The fact is that modern processors/computers are so complex that it's simply not practical to build one without some kind of initialization and management processor or other programmable device. Intel, AMD, ARM, it doesn't matter. Any processor of this size will have at least one if not more management processors.
Maybe these companies could do better and release the source code of what runs on these management engines, and I would argue they should. But unless we want to go back 10 years in processor complexity and performance, the "Backdoors" as you call them aren't going anywhere.

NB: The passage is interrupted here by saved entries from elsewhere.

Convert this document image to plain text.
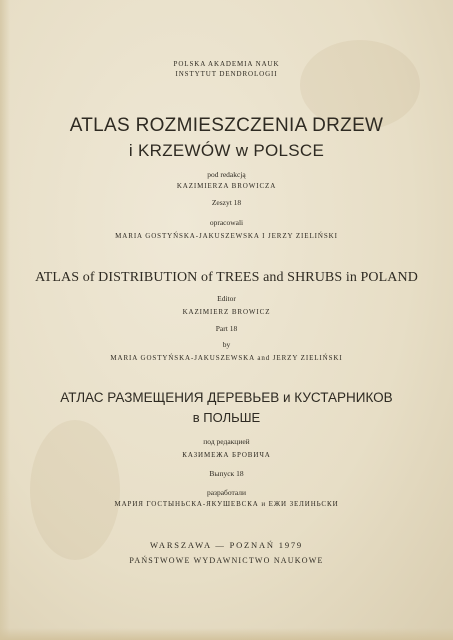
POLSKA AKADEMIA NAUK
INSTYTUT DENDROLOGII
ATLAS ROZMIESZCZENIA DRZEW
i KRZEWÓW w POLSCE
pod redakcją
KAZIMIERZA BROWICZA
Zeszyt 18
opracowali
MARIA GOSTYŃSKA-JAKUSZEWSKA I JERZY ZIELIŃSKI
ATLAS of DISTRIBUTION of TREES and SHRUBS in POLAND
Editor
KAZIMIERZ BROWICZ
Part 18
by
MARIA GOSTYŃSKA-JAKUSZEWSKA and JERZY ZIELIŃSKI
АТЛАС РАЗМЕЩЕНИЯ ДЕРЕВЬЕВ и КУСТАРНИКОВ
в ПОЛЬШЕ
под редакцией
КАЗИМЕЖА БРОВИЧА
Выпуск 18
разработали
МАРИЯ ГОСТЫНЬСКА-ЯКУШЕВСКА и ЕЖИ ЗЕЛИНЬСКИ
WARSZAWA — POZNAŃ 1979
PAŃSTWOWE WYDAWNICTWO NAUKOWE
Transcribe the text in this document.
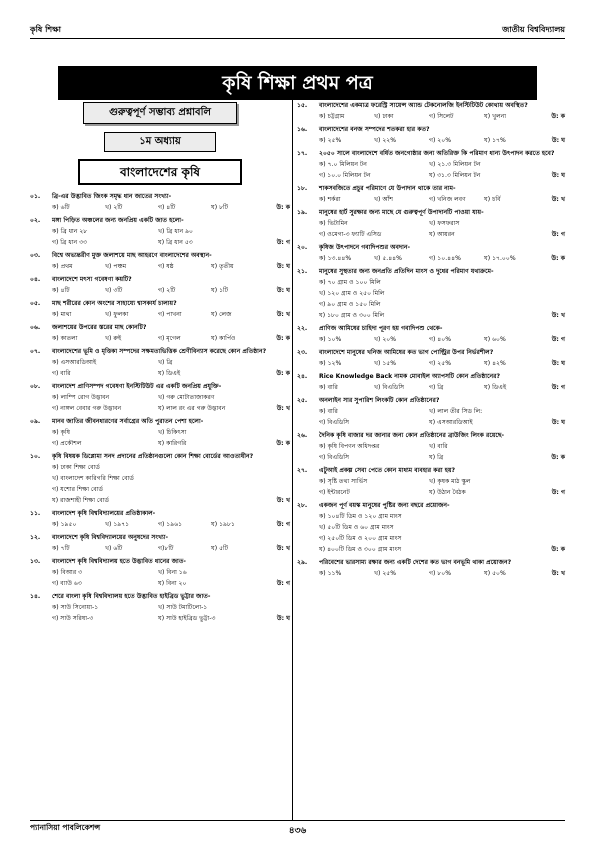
কৃষি শিক্ষা	জাতীয় বিশ্ববিদ্যালয়
কৃষি শিক্ষা প্রথম পত্র
গুরুত্বপূর্ণ সম্ভাব্য প্রশ্নাবলি
১ম অধ্যায়
বাংলাদেশের কৃষি
০১. ব্রি-এর উদ্ভাবিত জিংক সমৃদ্ধ ধান জাতের সংখ্যা-
ক) ৬টি	খ) ২টি	গ) ৪টি	ঘ) ৮টি	উ: ক
০২. মঙ্গা পিড়িত অঞ্চলের জন্য জনপ্রিয় একটি জাত হলো-
ক) ব্রি ধান ২৮	খ) ব্রি ধান ৯০
গ) ব্রি ধান ৩৩	ঘ) ব্রি ধান ৫৩	উ: গ
০৩. বিশ্বে অভ্যন্তরীণ মুক্ত জলাশয়ে মাছ আহরণে বাংলাদেশের অবস্থান-
ক) প্রথম	খ) পঞ্চম	গ) ষষ্ঠ	ঘ) তৃতীয়	উ: ঘ
০৪. বাংলাদেশে মৎস্য গবেষণা কয়টি?
ক) ৪টি	খ) ৩টি	গ) ২টি	ঘ) ১টি	উ: ঘ
০৫. মাছ শরীরের কোন অংশের সাহায্যে শ্বাসকার্য চালায়?
ক) মাথা	খ) ফুলকা	গ) পাখনা	ঘ) লেজ	উ: খ
০৬. জলাশয়ের উপরের স্তরের মাছ কোনটি?
ক) কাতলা	খ) রুই	গ) মৃগেল	ঘ) কার্পিও	উ: ক
০৭. বাংলাদেশের ভূমি ও মৃত্তিকা সম্পদের সক্ষমতাভিত্তিক শ্রেণীবিন্যাস করেছে কোন প্রতিষ্ঠান?
ক) এসআরডিআই	খ) ব্রি
গ) বারি	ঘ) ডিএই	উ: ক
০৮. বাংলাদেশ প্রাণিসম্পদ গবেষণা ইনস্টিটিউট এর একটি জনপ্রিয় প্রযুক্তি-
ক) লাম্পি রোগ উদ্ভাবন	খ) গরু মোটাতাজাকরণ
গ) নাঙ্গল বেবার গরু উদ্ভাবন	ঘ) লাল রং এর গরু উদ্ভাবন	উ: খ
০৯. মানব জাতির জীবনধারণের সর্বাগ্রের অতি পুরাতন পেশা হলো-
ক) কৃষি	খ) চিকিৎসা
গ) প্রকৌশল	ঘ) কারিগরি	উ: ক
১০. কৃষি বিষয়ক ডিপ্লোমা সনদ প্রদানের প্রতিষ্ঠানগুলো কোন শিক্ষা বোর্ডের আওতাধীন?
ক) ঢাকা শিক্ষা বোর্ড
খ) বাংলাদেশ কারিগরি শিক্ষা বোর্ড
গ) যশোর শিক্ষা বোর্ড
ঘ) রাজশাহী শিক্ষা বোর্ড	উ: খ
১১. বাংলাদেশ কৃষি বিশ্ববিদ্যালয়ের প্রতিষ্ঠাকাল-
ক) ১৯৫০	খ) ১৯৭১	গ) ১৯৬১	ঘ) ১৯৮১	উ: গ
১২. বাংলাদেশে কৃষি বিশ্ববিদ্যালয়ের অনুষদের সংখ্যা-
ক) ৭টি	খ) ৬টি	গ)৮টি	ঘ) ৫টি	উ: খ
১৩. বাংলাদেশ কৃষি বিশ্ববিদ্যালয় হতে উদ্ভাবিত ধানের জাত-
ক) বিআর ৩	খ) বিনা ১৬
গ) ব্যাউ ৬৩	ঘ) বিনা ২০	উ: গ
১৪. শেরে বাংলা কৃষি বিশ্ববিদ্যালয় হতে উদ্ভাবিত হাইব্রিড ভুট্টার জাত-
ক) সাউ সিনোয়া-১	খ) সাউ টমাটিলো-১
গ) সাউ সরিষা-৩	ঘ) সাউ হাইব্রিড ভুট্টা-৩	উ: ঘ
১৫. বাংলাদেশের একমাত্র ফরেস্ট্রি সায়েন্স অ্যান্ড টেকনোলজি ইনস্টিটিউট কোথায় অবস্থিত?
ক) চট্টগ্রাম	খ) ঢাকা	গ) সিলেট	ঘ) খুলনা	উ: ক
১৬. বাংলাদেশের বনজ সম্পদের শতকরা হার কত?
ক) ২৫%	খ) ২২%	গ) ২০%	ঘ) ১৭%	উ: ঘ
১৭. ২০৫০ সালে বাংলাদেশে বর্ধিত জনগোষ্ঠার জন্য অতিরিক্ত কি পরিমাণ ধান্য উৎপাদন করতে হবে?
ক) ৭.০ মিলিয়ন টন	খ) ২১.৩ মিলিয়ন টন
গ) ১০.০ মিলিয়ন টন	ঘ) ৩১.৩ মিলিয়ন টন	উ: ঘ
১৮. শাকসবজিতে প্রচুর পরিমাণে যে উপাদান থাকে তার নাম-
ক) শর্করা	খ) আঁশ	গ) খনিজ লবণ	ঘ) চর্বি	উ: খ
১৯. মানুষের হার্ট সুরক্ষার জন্য মাছে যে গুরুত্বপূর্ণ উপাদানটি পাওয়া যায়-
ক) ভিটামিন	খ) ফসফরাস
গ) ওমেগা-৩ ফ্যাটি এসিড	ঘ) আয়রন	উ: গ
২০. কৃষিজ উৎপাদনে গবাদিপশুর অবদান-
ক) ১৩.৪৪%	খ) ৫.৪৪%	গ) ১০.৪৪%	ঘ) ১৭.০০%	উ: ক
২১. মানুষের সুস্থতার জন্য জনপ্রতি প্রতিদিন মাংস ও দুধের পরিমাণ যথাক্রমে-
ক) ৭০ গ্রাম ও ১০০ মিলি
খ) ১২০ গ্রাম ও ২৫০ মিলি
গ) ৯০ গ্রাম ও ১৫০ মিলি
ঘ) ১৮০ গ্রাম ও ৩০০ মিলি	উ: খ
২২. প্রাণিজ আমিষের চাহিদা পূরণ হয় গবাদিপশু থেকে-
ক) ১০%	খ) ২০%	গ) ৪০%	ঘ) ৬০%	উ: গ
২৩. বাংলাদেশে মানুষের খনিজ আমিষের কত ভাগ পোল্ট্রির উপর নির্ভরশীল?
ক) ১২%	খ) ১৫%	গ) ২৫%	ঘ) ৪২%	উ: ঘ
২৪. Rice Knowledge Back নামক মোবাইল অ্যাপসটি কোন প্রতিষ্ঠানের?
ক) বারি	খ) বিএডিসি	গ) ব্রি	ঘ) ডিএই	উ: গ
২৫. অনলাইন সার সুপারিশ লিংকটি কোন প্রতিষ্ঠানের?
ক) বারি	খ) লাল তীর সিড লি:
গ) বিএডিসি	ঘ) এসআরডিআই	উ: ঘ
২৬. দৈনিক কৃষি বাজার দর জানার জন্য কোন প্রতিষ্ঠানের ব্রাউজিং লিংক রয়েছে-
ক) কৃষি বিপণন অধিদপ্তর	খ) বারি
গ) বিএডিসি	ঘ) ব্রি	উ: ক
২৭. এটুআই প্রকল্প সেবা পেতে কোন মাধ্যম ব্যবহার করা হয়?
ক) সৃষ্টি তথ্য সার্ভিস	খ) কৃষক মাঠ স্কুল
গ) ইন্টারনেট	ঘ) উঠান বৈঠক	উ: গ
২৮. একজন পূর্ণ বয়স্ক মানুষের পুষ্টির জন্য বছরে প্রয়োজন-
ক) ১০৪টি ডিম ও ১২০ গ্রাম মাংস
খ) ৫০টি ডিম ও ৬০ গ্রাম মাংস
গ) ২৫০টি ডিম ও ২০০ গ্রাম মাংস
ঘ) ৪০০টি ডিম ও ৩০০ গ্রাম মাংস	উ: ক
২৯. পরিবেশের ভারসাম্য রক্ষার জন্য একটি দেশের কত ভাগ বনভূমি থাকা প্রয়োজন?
ক) ১১%	খ) ২৫%	গ) ৮০%	ঘ) ৫০%	উ: খ
প্যানাসিয়া পাবলিকেশন্স	৪৩৬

Does Intel ME waste energy, too?
Of course it can have security flaws, complexity that should not be required, etc, but I would expect with these messy things that it would also waste energy on unneeded features, too.
What is needing, is computer system that does not have such features. I do not know if this will be possible as a PC with 64-bit capabilities, unless perhaps it is using RISC-V for 64-bit capabilities (in which case it is a not a "PC with 64-bit capabilities", I suppose, but rather two separate systems). An open-source implementation may be usable, possibly using emulation or FPGA for 16-bit x86 real mode, and for PC BIOS capabilities if needed. However, it is then not 64-bit x86, which means that a specialized booting is needed if you want to run operating systems other than DOS. (Another alternative is to not implement PC at all, which may also be suitable for some uses.)
it's totally impossible to secure computers these days. they're backdoored at the RTL for sure. for sure
> Is the threat real, overblown, or relatively unexplored?
There are efforts to reverse engineer it, and a lot of information is known about it.
The problem is:
- Intel has created its CPU to require ME for CPU initialization. So no ME, no CPU. You can neuter most of it but not the part that starts the CPU.
- Intel has locked the space down with strong cryptography and is the only one that can create, read, put or modify code there.
- There's no guarantee that Intel won't use or be forced to use this for a given purpose (good or bad) in the future.
But, any ME backdoor can't really be used remotely without traversing a network. This means:
- The ME might enable someone with physical access to the computer to have free reign through some undocumented or lesser known interfaces (like USB JTAG), but it's far more likely the OS has an exploitable vulnerability in that situation that's at least equivalent (e.g. Thunderbolt DMA). Generally, you are always screwed if your adversary has physical access to the system.
- Theoretically you could monitor the outgoing network traffic from the system and notice anything unusual. This is difficult with most general-purpose operating systems in the way most users use them. But minimal installs of OSes (think Debian netinst) with every process accounted for and every expected network communication also accounted for could potentially be monitored enough from an external system to notice any shenanigans.
- I don't think the ME knows how to talk to anything but the onboard Intel NICs, so you can just install a Broadcom or Realtek NIC (or a USB NIC), don't use the onboard NIC, and probably reduce any remote attack surface here significantly. This is assuming you don't install local OS drivers that allow the OS to interact with the ME over its OS-exposed interfaces and potentially get the OS to do the ME's bidding.